Rocky: (Singing) The Sword Of Damocles is hanging over my head. And, I've got the feeling someone's gonna be cuttin' the thread.

  • In Star Wars, this is what Tarkin intended the Death Star and its superlaser to be used for: The threat of having your planet instantly destroyed would (presumably) curtail the ambitions of any seditious systems and work more efficiently than actually physically oppressing someone by force. The Expanded Universe gave this philosophy the name "The Tarkin Doctrine", and revealed that The Empire built an impractically large number of various planet-destroying devices in an attempt to implement it in practice. Since they all had a nasty tendency to get hijacked or blow up due to Rebel Scum, sabotage or other unfortunate circumstances, the doctrine was a resounding failure.
  • In Austin Powers: Goldmember, this is the intended effect of Preparation H.
  • The evil professor from Real Genius makes his genius students build him a laser (while his Butt Monkey student/valet works on the tracking system) for a space-laser version of one of these he promised to the military (for a supposedly obscene amount of money).
  • Tony Stark's exposition of his Jericho Missile in Iron Man might be a variation of this; a weapon that only needs to be fired once.

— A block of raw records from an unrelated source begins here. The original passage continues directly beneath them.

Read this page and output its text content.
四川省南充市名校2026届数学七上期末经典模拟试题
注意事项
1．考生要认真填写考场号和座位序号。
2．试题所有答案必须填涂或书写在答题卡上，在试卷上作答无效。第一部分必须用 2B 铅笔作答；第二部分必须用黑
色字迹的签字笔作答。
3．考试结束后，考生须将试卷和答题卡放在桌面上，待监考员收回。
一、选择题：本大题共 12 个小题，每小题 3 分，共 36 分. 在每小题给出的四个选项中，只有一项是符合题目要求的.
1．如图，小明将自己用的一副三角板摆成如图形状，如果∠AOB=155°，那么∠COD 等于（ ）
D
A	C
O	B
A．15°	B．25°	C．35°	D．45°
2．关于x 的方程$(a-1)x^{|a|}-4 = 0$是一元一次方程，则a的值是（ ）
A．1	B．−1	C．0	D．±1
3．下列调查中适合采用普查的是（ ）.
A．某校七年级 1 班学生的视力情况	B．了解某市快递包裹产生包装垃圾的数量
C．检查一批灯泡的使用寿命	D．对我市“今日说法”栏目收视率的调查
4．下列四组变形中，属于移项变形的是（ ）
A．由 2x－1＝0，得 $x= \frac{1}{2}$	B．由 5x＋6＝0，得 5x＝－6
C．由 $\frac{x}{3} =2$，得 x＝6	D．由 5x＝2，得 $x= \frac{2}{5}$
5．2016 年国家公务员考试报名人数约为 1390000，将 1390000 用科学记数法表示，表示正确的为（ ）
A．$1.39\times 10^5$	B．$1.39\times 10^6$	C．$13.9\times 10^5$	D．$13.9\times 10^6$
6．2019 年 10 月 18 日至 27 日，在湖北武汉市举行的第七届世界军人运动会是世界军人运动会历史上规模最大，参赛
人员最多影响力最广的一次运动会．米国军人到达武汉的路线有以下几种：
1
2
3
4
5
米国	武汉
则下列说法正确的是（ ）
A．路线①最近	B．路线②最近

Tony Stark: They say that the best weapon is the one that you never have to fire. I respectfully disagree! I prefer the weapon you only have to fire once. That's how Dad did it, that's how America does it... and it's worked out pretty well so far. Find an excuse to let one of these off the chain, and I personally guarantee you the bad guys won't even want to come out of their caves.

Literature

  • Robert Heinlein's Between Planets. The Circum-Terra space station has hundreds of nuclear missiles, enough to destroy any military force that threatened Federation control of Earth.
  • Referred to in The Dresden Files as the "Doom of Damocles." The "Doom" is applied to those the White Council believes to be just shy of irredeemable, and can summed up as "One strike and you're out." With "out" meaning, "beheaded by the Wardens."
    • Ghost Story reveals that Harry himself served as this for Chicago with a lot of the supernatural community. They found him so terrifying that most just didn't bother showing up.
  • Referenced in The Salvation War, when referring to Uriel. Considering what Uriel is capable of, even with tinfoil hats and cruise missiles to stop him, this is not surprising.
  • Voldemort in the Harry Potter series uses the werewolf Fenrir Greyback this way: do what he says or he'll send Greyback after your kids. As Lupin puts it "It's a threat that usually yields good results."
  • When Honor shows up at Haven to negotiate a peace treaty, her fleet of superdreadnoughts in orbit are referred to as "an infinitely polite sword of Damocles"


Live Action TV

  • Star Trek: The Original Series episode "Assignment Earth". The U.S. is about to launch an orbital nuclear warhead platform. Gary Seven's mission is to make it malfunction to scare other nations into not using them.


Other

  • The Older Than Feudalism trope namer, of course. As you know, he was a courtier (read: Yes-Man / Lick Spittle) at the court of the tyrant Dionysios II of Syracuse, Sicily. When he praised the tyrant for being so fortunate, Dionysios decided to give him a lesson and offered him his throne. Damocles accepted, but the tyrant hung a big sword above the throne, held only by a single hair (of a horse's tail). Soon, Damocles didn't think anymore that Dionysios was so fortunate...


Tabletop RPG

  • Dungeons & Dragons. The Forgotten Realms spell Blade of Doom causes a sword-like blade of force to come into existence over the target creature. When the target performs a specific act the blade drops onto the target, damaging it.


Video Games

  • In Sonic Adventure 2, the Eclipse Cannon was intended to serve as this. This is why it was only fired as an example. No point in Dr. Eggman ruling an empty planet, is there?


Western Animation

  • A bit of Viewers Are Geniuses in Justice League: Project Cadmus employs "Damocles Class Missiles", which were used to fire directly into the space based Watchtower of the League to preemptively start a war between superhumans. The use of them is explicitly because Cadmus could not trust the league to continue to protect the people of the world.
    • In a different episode, Vandal Savage attempted to use a space based rail gun to aid his world domination.
  • In Justice League: Crisis on Two Earths, the Crime Syndicate has one they intended to use to control their alternate earth. It was even named Project Damocles.
  • Avengers Earths Mightiest Heroes villain Kang the Conquerer travelled from the future in his ship, which, in his bid to conquer present-day Earth, is referred to as Damocles Base.


Real Life

  • Mutually assured destruction. Advances in weapons technology, such as nuclear weapons, were supposed to bring about an end to armed conflict in the traditional sense.